6. Si M. A... conteste être membre de l'association " Dawat e Islami ", il reconnaît se rendre occasionnellement dans les locaux de cette association. En revanche, il n'a contesté ni avoir régulièrement fréquenté la mosquée du Falah e Daraine, ni être un proche de M. F.... En outre, les seules circonstances que l'association " Dawat e Islami " est régulièrement déclarée auprès des services compétents de la préfecture de la Seine-Saint-Denis, est inscrite au répertoire SIRENE et organise des processions autorisées par les services préfectoraux ne suffisent pas à contredire les mentions portées dans la note blanche. Si le président de l'association " Dawat e Islami " France atteste, le 11 novembre 2016, qu'il ne s'agit pas d'une organisation fondamentaliste et que cette dernière ne demande pas à ses adhérents de reconnaître la supériorité des lois islamiques sur les lois républicaines, cette attestation est postérieure à la décision attaquée et, eu égard à son auteur, au vu de son implication dans cette association, n'est pas suffisamment probante. M. A... a également produit une attestation du directeur régional au Pakistan et en Asie du conseil mondial du service des droits de l'homme, du 26 janvier 2019, indiquant que " Dawat e Islami " est " non politique, non extrémiste et non terroriste ". Toutefois, cette attestation, postérieure à la décision attaquée, mentionne également qu'il s'agit du " plus grand mouvement de propagande religieux " et que " le conseil mondial du service des droits de l'homme est convaincu de leur propagation pour l'Islam, ainsi que d'autres activités liées à la religion et à la prédication ". Dès lors, au vu notamment du caractère précis et circonstancié de plusieurs éléments de fait relatés dans la note blanche, alors même que la note produite devant la cour a été établie plusieurs années après l'entretien d'assimilation et que le requérant a produit des éléments sur sa vie familiale, le ministre chargé des naturalisations, qui a fait usage du large pourvoir d'appréciation dont il dispose pour accorder ou refuser la nationalité à l'étranger qui la sollicite, n'a commis ni erreur de fait ni erreur manifeste d'appréciation. Dès lors, les moyens ne peuvent qu'être écartés.

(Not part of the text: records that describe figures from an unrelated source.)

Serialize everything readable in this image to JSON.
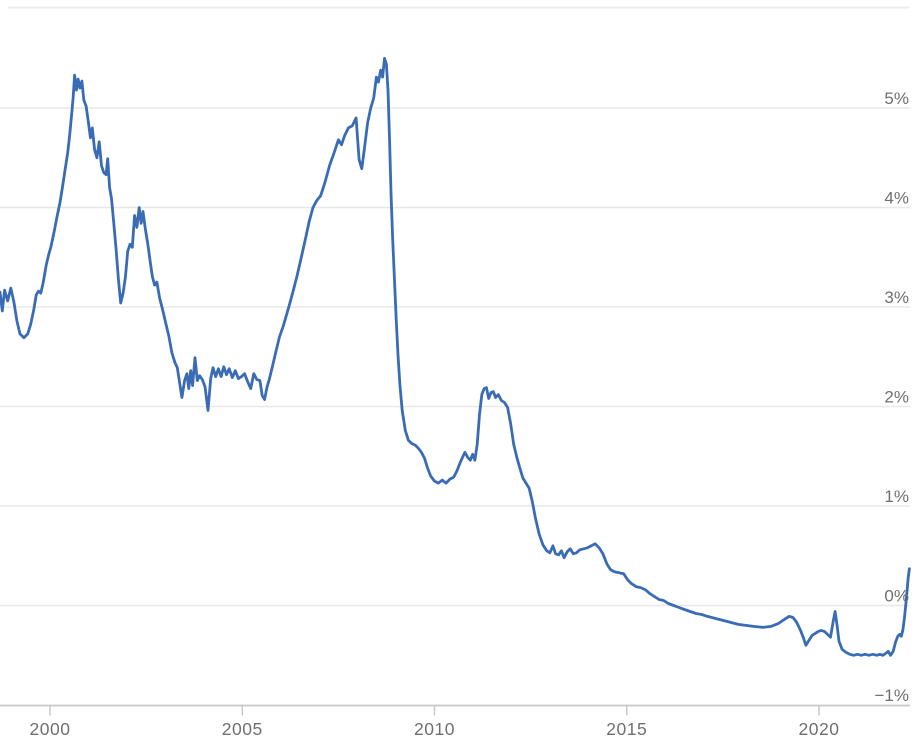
{
  "chart_data": {
    "type": "line",
    "title": "",
    "xlabel": "",
    "ylabel": "",
    "grid": true,
    "legend": "none",
    "y_axis": {
      "side": "right",
      "range": [
        -1,
        5.6
      ],
      "ticks": [
        {
          "value": 5,
          "label": "5%"
        },
        {
          "value": 4,
          "label": "4%"
        },
        {
          "value": 3,
          "label": "3%"
        },
        {
          "value": 2,
          "label": "2%"
        },
        {
          "value": 1,
          "label": "1%"
        },
        {
          "value": 0,
          "label": "0%"
        },
        {
          "value": -1,
          "label": "−1%"
        }
      ]
    },
    "x_axis": {
      "range": [
        1998.7,
        2022.45
      ],
      "ticks": [
        {
          "year": 2000,
          "label": "2000"
        },
        {
          "year": 2005,
          "label": "2005"
        },
        {
          "year": 2010,
          "label": "2010"
        },
        {
          "year": 2015,
          "label": "2015"
        },
        {
          "year": 2020,
          "label": "2020"
        }
      ]
    },
    "colors": {
      "line": "#3a6cb5",
      "gridline": "#e8e8e8",
      "axis_line": "#c8c8c8",
      "tick_mark": "#c8c8c8",
      "label_text": "#6f6f6f",
      "top_border": "#ededed",
      "background": "#ffffff"
    },
    "series": [
      {
        "name": "",
        "points": [
          [
            1998.7,
            3.15
          ],
          [
            1998.76,
            2.96
          ],
          [
            1998.82,
            3.17
          ],
          [
            1998.9,
            3.06
          ],
          [
            1998.98,
            3.19
          ],
          [
            1999.06,
            3.05
          ],
          [
            1999.14,
            2.86
          ],
          [
            1999.22,
            2.73
          ],
          [
            1999.32,
            2.69
          ],
          [
            1999.42,
            2.73
          ],
          [
            1999.5,
            2.83
          ],
          [
            1999.58,
            2.98
          ],
          [
            1999.64,
            3.12
          ],
          [
            1999.7,
            3.16
          ],
          [
            1999.76,
            3.14
          ],
          [
            1999.82,
            3.24
          ],
          [
            1999.9,
            3.42
          ],
          [
            1999.96,
            3.52
          ],
          [
            2000.02,
            3.6
          ],
          [
            2000.1,
            3.74
          ],
          [
            2000.18,
            3.9
          ],
          [
            2000.26,
            4.05
          ],
          [
            2000.33,
            4.22
          ],
          [
            2000.4,
            4.4
          ],
          [
            2000.46,
            4.55
          ],
          [
            2000.51,
            4.72
          ],
          [
            2000.56,
            4.92
          ],
          [
            2000.6,
            5.1
          ],
          [
            2000.64,
            5.33
          ],
          [
            2000.69,
            5.18
          ],
          [
            2000.73,
            5.29
          ],
          [
            2000.78,
            5.2
          ],
          [
            2000.83,
            5.27
          ],
          [
            2000.88,
            5.08
          ],
          [
            2000.94,
            5.02
          ],
          [
            2001.0,
            4.85
          ],
          [
            2001.05,
            4.7
          ],
          [
            2001.1,
            4.8
          ],
          [
            2001.16,
            4.58
          ],
          [
            2001.22,
            4.5
          ],
          [
            2001.28,
            4.66
          ],
          [
            2001.34,
            4.42
          ],
          [
            2001.4,
            4.35
          ],
          [
            2001.46,
            4.33
          ],
          [
            2001.5,
            4.49
          ],
          [
            2001.55,
            4.2
          ],
          [
            2001.6,
            4.09
          ],
          [
            2001.66,
            3.84
          ],
          [
            2001.72,
            3.58
          ],
          [
            2001.78,
            3.28
          ],
          [
            2001.84,
            3.04
          ],
          [
            2001.9,
            3.14
          ],
          [
            2001.96,
            3.3
          ],
          [
            2002.02,
            3.56
          ],
          [
            2002.08,
            3.63
          ],
          [
            2002.14,
            3.6
          ],
          [
            2002.2,
            3.92
          ],
          [
            2002.26,
            3.8
          ],
          [
            2002.32,
            4.0
          ],
          [
            2002.37,
            3.84
          ],
          [
            2002.42,
            3.96
          ],
          [
            2002.48,
            3.78
          ],
          [
            2002.54,
            3.64
          ],
          [
            2002.6,
            3.47
          ],
          [
            2002.66,
            3.31
          ],
          [
            2002.72,
            3.22
          ],
          [
            2002.78,
            3.25
          ],
          [
            2002.85,
            3.09
          ],
          [
            2002.93,
            2.97
          ],
          [
            2003.01,
            2.84
          ],
          [
            2003.09,
            2.71
          ],
          [
            2003.17,
            2.54
          ],
          [
            2003.25,
            2.44
          ],
          [
            2003.31,
            2.39
          ],
          [
            2003.37,
            2.24
          ],
          [
            2003.43,
            2.09
          ],
          [
            2003.5,
            2.26
          ],
          [
            2003.56,
            2.33
          ],
          [
            2003.61,
            2.18
          ],
          [
            2003.66,
            2.36
          ],
          [
            2003.71,
            2.21
          ],
          [
            2003.77,
            2.49
          ],
          [
            2003.83,
            2.26
          ],
          [
            2003.89,
            2.31
          ],
          [
            2003.96,
            2.27
          ],
          [
            2004.03,
            2.2
          ],
          [
            2004.11,
            1.96
          ],
          [
            2004.18,
            2.28
          ],
          [
            2004.24,
            2.39
          ],
          [
            2004.31,
            2.3
          ],
          [
            2004.38,
            2.38
          ],
          [
            2004.45,
            2.3
          ],
          [
            2004.52,
            2.4
          ],
          [
            2004.59,
            2.32
          ],
          [
            2004.66,
            2.38
          ],
          [
            2004.74,
            2.29
          ],
          [
            2004.82,
            2.36
          ],
          [
            2004.9,
            2.28
          ],
          [
            2004.98,
            2.3
          ],
          [
            2005.06,
            2.33
          ],
          [
            2005.14,
            2.25
          ],
          [
            2005.22,
            2.18
          ],
          [
            2005.3,
            2.33
          ],
          [
            2005.38,
            2.27
          ],
          [
            2005.46,
            2.26
          ],
          [
            2005.52,
            2.11
          ],
          [
            2005.58,
            2.07
          ],
          [
            2005.64,
            2.19
          ],
          [
            2005.71,
            2.28
          ],
          [
            2005.79,
            2.41
          ],
          [
            2005.88,
            2.56
          ],
          [
            2005.97,
            2.7
          ],
          [
            2006.06,
            2.8
          ],
          [
            2006.15,
            2.92
          ],
          [
            2006.24,
            3.04
          ],
          [
            2006.33,
            3.17
          ],
          [
            2006.43,
            3.32
          ],
          [
            2006.53,
            3.49
          ],
          [
            2006.63,
            3.66
          ],
          [
            2006.74,
            3.86
          ],
          [
            2006.84,
            4.0
          ],
          [
            2006.94,
            4.07
          ],
          [
            2007.04,
            4.12
          ],
          [
            2007.15,
            4.25
          ],
          [
            2007.27,
            4.42
          ],
          [
            2007.39,
            4.55
          ],
          [
            2007.5,
            4.68
          ],
          [
            2007.58,
            4.63
          ],
          [
            2007.66,
            4.72
          ],
          [
            2007.76,
            4.8
          ],
          [
            2007.86,
            4.82
          ],
          [
            2007.96,
            4.9
          ],
          [
            2008.04,
            4.48
          ],
          [
            2008.11,
            4.39
          ],
          [
            2008.18,
            4.6
          ],
          [
            2008.26,
            4.85
          ],
          [
            2008.34,
            5.0
          ],
          [
            2008.42,
            5.1
          ],
          [
            2008.49,
            5.31
          ],
          [
            2008.54,
            5.26
          ],
          [
            2008.6,
            5.38
          ],
          [
            2008.65,
            5.31
          ],
          [
            2008.7,
            5.5
          ],
          [
            2008.75,
            5.44
          ],
          [
            2008.79,
            5.18
          ],
          [
            2008.83,
            4.7
          ],
          [
            2008.87,
            4.12
          ],
          [
            2008.91,
            3.7
          ],
          [
            2008.95,
            3.36
          ],
          [
            2009.0,
            2.9
          ],
          [
            2009.05,
            2.52
          ],
          [
            2009.1,
            2.22
          ],
          [
            2009.16,
            1.96
          ],
          [
            2009.24,
            1.76
          ],
          [
            2009.32,
            1.66
          ],
          [
            2009.4,
            1.63
          ],
          [
            2009.5,
            1.61
          ],
          [
            2009.58,
            1.58
          ],
          [
            2009.66,
            1.54
          ],
          [
            2009.74,
            1.48
          ],
          [
            2009.82,
            1.38
          ],
          [
            2009.9,
            1.3
          ],
          [
            2010.0,
            1.25
          ],
          [
            2010.1,
            1.23
          ],
          [
            2010.2,
            1.26
          ],
          [
            2010.3,
            1.23
          ],
          [
            2010.4,
            1.27
          ],
          [
            2010.5,
            1.29
          ],
          [
            2010.58,
            1.35
          ],
          [
            2010.66,
            1.43
          ],
          [
            2010.73,
            1.49
          ],
          [
            2010.79,
            1.54
          ],
          [
            2010.86,
            1.49
          ],
          [
            2010.93,
            1.46
          ],
          [
            2010.99,
            1.52
          ],
          [
            2011.05,
            1.46
          ],
          [
            2011.11,
            1.62
          ],
          [
            2011.17,
            1.92
          ],
          [
            2011.23,
            2.12
          ],
          [
            2011.29,
            2.18
          ],
          [
            2011.35,
            2.19
          ],
          [
            2011.41,
            2.08
          ],
          [
            2011.47,
            2.14
          ],
          [
            2011.53,
            2.15
          ],
          [
            2011.59,
            2.09
          ],
          [
            2011.66,
            2.12
          ],
          [
            2011.74,
            2.06
          ],
          [
            2011.82,
            2.04
          ],
          [
            2011.9,
            1.99
          ],
          [
            2011.98,
            1.83
          ],
          [
            2012.06,
            1.62
          ],
          [
            2012.14,
            1.49
          ],
          [
            2012.22,
            1.38
          ],
          [
            2012.3,
            1.28
          ],
          [
            2012.38,
            1.23
          ],
          [
            2012.46,
            1.18
          ],
          [
            2012.54,
            1.05
          ],
          [
            2012.62,
            0.89
          ],
          [
            2012.72,
            0.72
          ],
          [
            2012.82,
            0.61
          ],
          [
            2012.92,
            0.55
          ],
          [
            2013.0,
            0.53
          ],
          [
            2013.08,
            0.6
          ],
          [
            2013.15,
            0.52
          ],
          [
            2013.23,
            0.51
          ],
          [
            2013.3,
            0.55
          ],
          [
            2013.37,
            0.48
          ],
          [
            2013.45,
            0.54
          ],
          [
            2013.53,
            0.57
          ],
          [
            2013.61,
            0.52
          ],
          [
            2013.69,
            0.53
          ],
          [
            2013.78,
            0.56
          ],
          [
            2013.88,
            0.57
          ],
          [
            2013.98,
            0.58
          ],
          [
            2014.08,
            0.6
          ],
          [
            2014.18,
            0.62
          ],
          [
            2014.28,
            0.58
          ],
          [
            2014.38,
            0.52
          ],
          [
            2014.48,
            0.42
          ],
          [
            2014.58,
            0.36
          ],
          [
            2014.68,
            0.34
          ],
          [
            2014.8,
            0.33
          ],
          [
            2014.92,
            0.32
          ],
          [
            2015.02,
            0.26
          ],
          [
            2015.12,
            0.22
          ],
          [
            2015.24,
            0.19
          ],
          [
            2015.36,
            0.18
          ],
          [
            2015.48,
            0.16
          ],
          [
            2015.6,
            0.12
          ],
          [
            2015.72,
            0.09
          ],
          [
            2015.84,
            0.06
          ],
          [
            2015.96,
            0.05
          ],
          [
            2016.08,
            0.02
          ],
          [
            2016.22,
            0.0
          ],
          [
            2016.36,
            -0.02
          ],
          [
            2016.5,
            -0.04
          ],
          [
            2016.65,
            -0.06
          ],
          [
            2016.8,
            -0.08
          ],
          [
            2016.95,
            -0.09
          ],
          [
            2017.1,
            -0.11
          ],
          [
            2017.3,
            -0.13
          ],
          [
            2017.5,
            -0.15
          ],
          [
            2017.7,
            -0.17
          ],
          [
            2017.9,
            -0.19
          ],
          [
            2018.1,
            -0.2
          ],
          [
            2018.3,
            -0.21
          ],
          [
            2018.55,
            -0.22
          ],
          [
            2018.75,
            -0.21
          ],
          [
            2018.95,
            -0.18
          ],
          [
            2019.1,
            -0.14
          ],
          [
            2019.22,
            -0.11
          ],
          [
            2019.32,
            -0.12
          ],
          [
            2019.42,
            -0.17
          ],
          [
            2019.52,
            -0.25
          ],
          [
            2019.6,
            -0.33
          ],
          [
            2019.66,
            -0.4
          ],
          [
            2019.74,
            -0.35
          ],
          [
            2019.82,
            -0.3
          ],
          [
            2019.9,
            -0.28
          ],
          [
            2019.98,
            -0.26
          ],
          [
            2020.06,
            -0.25
          ],
          [
            2020.14,
            -0.26
          ],
          [
            2020.22,
            -0.29
          ],
          [
            2020.3,
            -0.32
          ],
          [
            2020.37,
            -0.16
          ],
          [
            2020.42,
            -0.06
          ],
          [
            2020.47,
            -0.2
          ],
          [
            2020.52,
            -0.36
          ],
          [
            2020.6,
            -0.44
          ],
          [
            2020.7,
            -0.47
          ],
          [
            2020.8,
            -0.49
          ],
          [
            2020.9,
            -0.5
          ],
          [
            2021.0,
            -0.49
          ],
          [
            2021.1,
            -0.5
          ],
          [
            2021.2,
            -0.49
          ],
          [
            2021.3,
            -0.5
          ],
          [
            2021.4,
            -0.49
          ],
          [
            2021.5,
            -0.5
          ],
          [
            2021.58,
            -0.49
          ],
          [
            2021.66,
            -0.5
          ],
          [
            2021.74,
            -0.48
          ],
          [
            2021.8,
            -0.46
          ],
          [
            2021.86,
            -0.5
          ],
          [
            2021.93,
            -0.46
          ],
          [
            2021.99,
            -0.37
          ],
          [
            2022.05,
            -0.31
          ],
          [
            2022.1,
            -0.29
          ],
          [
            2022.14,
            -0.31
          ],
          [
            2022.18,
            -0.25
          ],
          [
            2022.22,
            -0.13
          ],
          [
            2022.26,
            0.02
          ],
          [
            2022.29,
            0.15
          ],
          [
            2022.32,
            0.28
          ],
          [
            2022.35,
            0.37
          ]
        ]
      }
    ]
  }
}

7. Il résulte de tout ce qui précède, sans qu'il soit besoin de procéder à un complément d'instruction, que M. A... n'est pas fondé à soutenir que c'est à tort que, par le jugement attaqué, le tribunal administratif de Nantes a rejeté sa demande. Par voie de conséquence, ses conclusions à fin d'injonction ainsi que celles fondées sur les dispositions de l'article L. 761-1 du code de justice administrative ne peuvent qu'être rejetées.

DÉCIDE :

Article 1er : La requête de M. A... est rejetée.

Article 2 : Le présent arrêt sera notifié à M. E... A... et au ministre de l'intérieur.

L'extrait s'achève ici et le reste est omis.